Rabbinowitz's restaurant was closed and the Dominicanos were cleaning up Outside, the union picketers were bundling up their angry signs and getting ready to leave. They didn't acknowledge the fast-paced, short, stocky Eli Rabbinowitz, whom they vilified in chant and by placard every evening. And he ignored them.
Since most of the neighborhood's blintz and kreplach eaters were pro-union, the picketing, in the words of Eli Rabbinowitz, "is killing me." But he would not give in. The Poles and Ukrainians had an endless supply of immigrants who worked for nothing, and they weren't picketed because their customers wouldn't care. So why should he pay union scale? "Who's going to buy a ten-dollar blintz?" he would say "These guys are killing me. A bunch of Communists. Like my father.

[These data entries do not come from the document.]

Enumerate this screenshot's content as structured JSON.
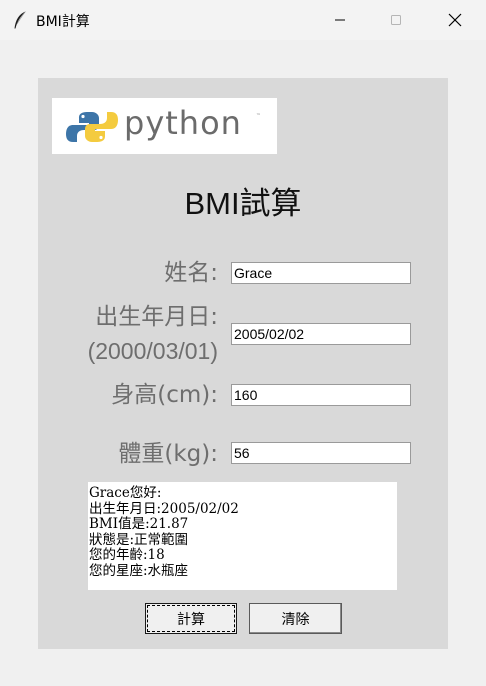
{
  "window": {
    "title": "BMI計算",
    "app_icon": "feather-icon",
    "controls": [
      "minimize-icon",
      "maximize-icon",
      "close-icon"
    ]
  },
  "logo": {
    "text": "python",
    "tm": "™"
  },
  "heading": "BMI試算",
  "form": {
    "name_label": "姓名:",
    "birth_label": "出生年月日:",
    "birth_hint": "(2000/03/01)",
    "height_label": "身高(cm):",
    "weight_label": "體重(kg):",
    "name_value": "Grace",
    "birth_value": "2005/02/02",
    "height_value": "160",
    "weight_value": "56"
  },
  "output": {
    "lines": [
      "Grace您好:",
      "出生年月日:2005/02/02",
      "BMI值是:21.87",
      "狀態是:正常範圍",
      "您的年齡:18",
      "您的星座:水瓶座"
    ]
  },
  "buttons": {
    "calculate": "計算",
    "clear": "清除"
  },
  "colors": {
    "panel": "#d9d9d9",
    "window_bg": "#f0f0f0",
    "python_blue": "#3d75a8",
    "python_yellow": "#f4cb3f"
  }
}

That's why we never had anything." And soon all the sufferings of his childhood were blamed on these ten people who had been picketing his restaurant for the last three months.

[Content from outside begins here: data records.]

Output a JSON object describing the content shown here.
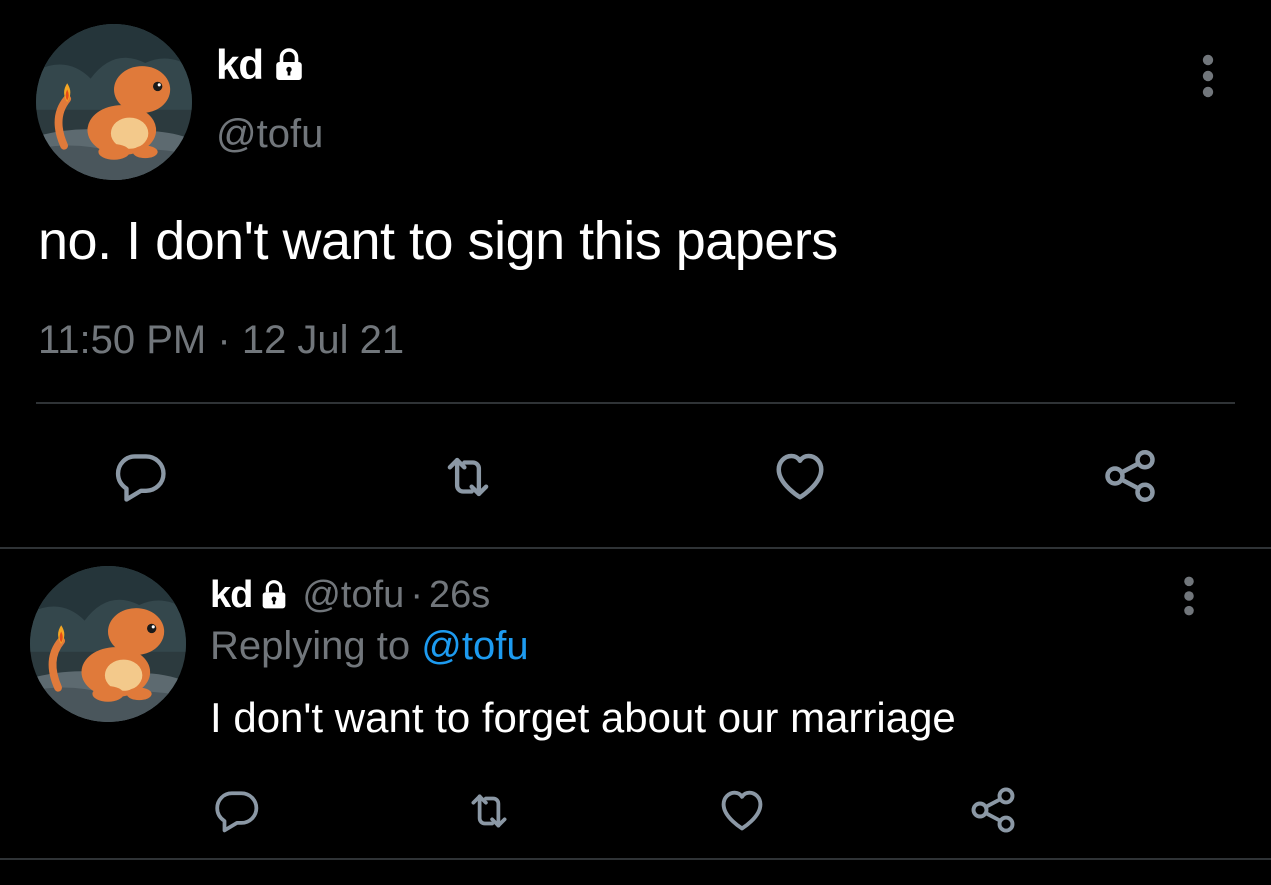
{
  "main_tweet": {
    "display_name": "kd",
    "handle": "@tofu",
    "text": "no. I don't want to sign this papers",
    "time": "11:50 PM",
    "separator": "·",
    "date": "12 Jul 21",
    "actions": [
      "reply-icon",
      "retweet-icon",
      "like-icon",
      "share-icon"
    ]
  },
  "reply_tweet": {
    "display_name": "kd",
    "handle": "@tofu",
    "separator": "·",
    "age": "26s",
    "replying_prefix": "Replying to",
    "replying_handle": "@tofu",
    "text": "I don't want to forget about our marriage",
    "actions": [
      "reply-icon",
      "retweet-icon",
      "like-icon",
      "share-icon"
    ]
  },
  "colors": {
    "background": "#000000",
    "primary_text": "#ffffff",
    "secondary_text": "#71767b",
    "link": "#1d9bf0",
    "divider": "#2f3336",
    "avatar_character": "#e07a3a"
  }
}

It was early Thursday evening, the evening when Eli Rabbinowitz picked up the restaurant's revenues in a canvas bag and deposited them at the bank.

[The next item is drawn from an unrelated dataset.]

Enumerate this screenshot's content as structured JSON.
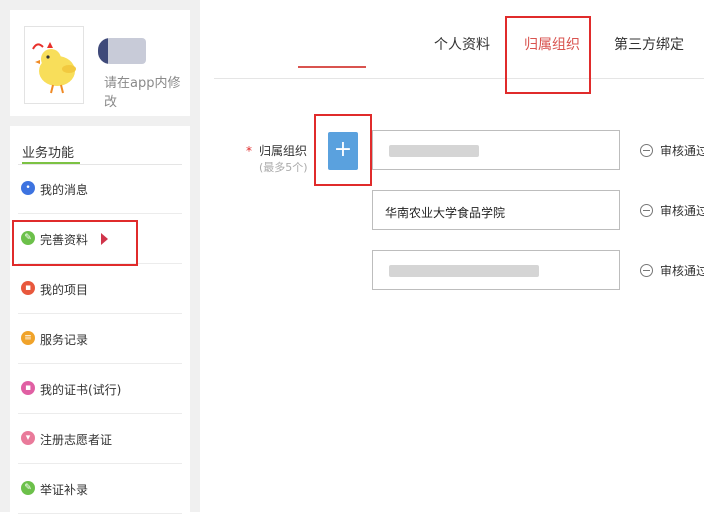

"These schmucks are killing me," he said once more as he closed up the canvas bag with a few thousand dollars instead of the tens of thousands he had deposited on Thursday nights before he was singled out.
"Killing me," he muttered as he made his way up First Avenue to the deposit box on Fifth Street. In the fast Jewish four-beat, Rabbinowitz and his money were getting to Fifth Street quickly, charting a determined course around the amblers and street hustlers brought out by the first heat of summer and the halfhearted cooling rain, which had already stopped. One two-three four—hey!
A man was waiting for him, a large, dark-skinned man with eyes that seemed unable to focus. The pupils looked wide enough to take in all the night light on Fifth Street. He blinked continually as his shaking hands lifted an automatic pistol of a dull-finished metal, the first bullet already in the chamber, to the back of Eli Rabbinowitz's head. The steady finger of his shaking hand squeezed the trigger, jerking Eli forward and exploding most of his face onto the brass fittings of the night deposit box. The police would observe that the assailant must have been much taller than the victim. This was deduced by the downward angle from the entry wound at the top of the head and the low height of the place where the pieces that had been Eli Rabbinowitz's face hit the wall and the box. A pool of dark blood marked the spot on the sidewalk where Eli's body fell without the canvas bag. Rabbinowitz probably died instantly, but had he lived another minute, he might have laughed at the thought that because of the picketing, the thief had lost out on more than $10,000.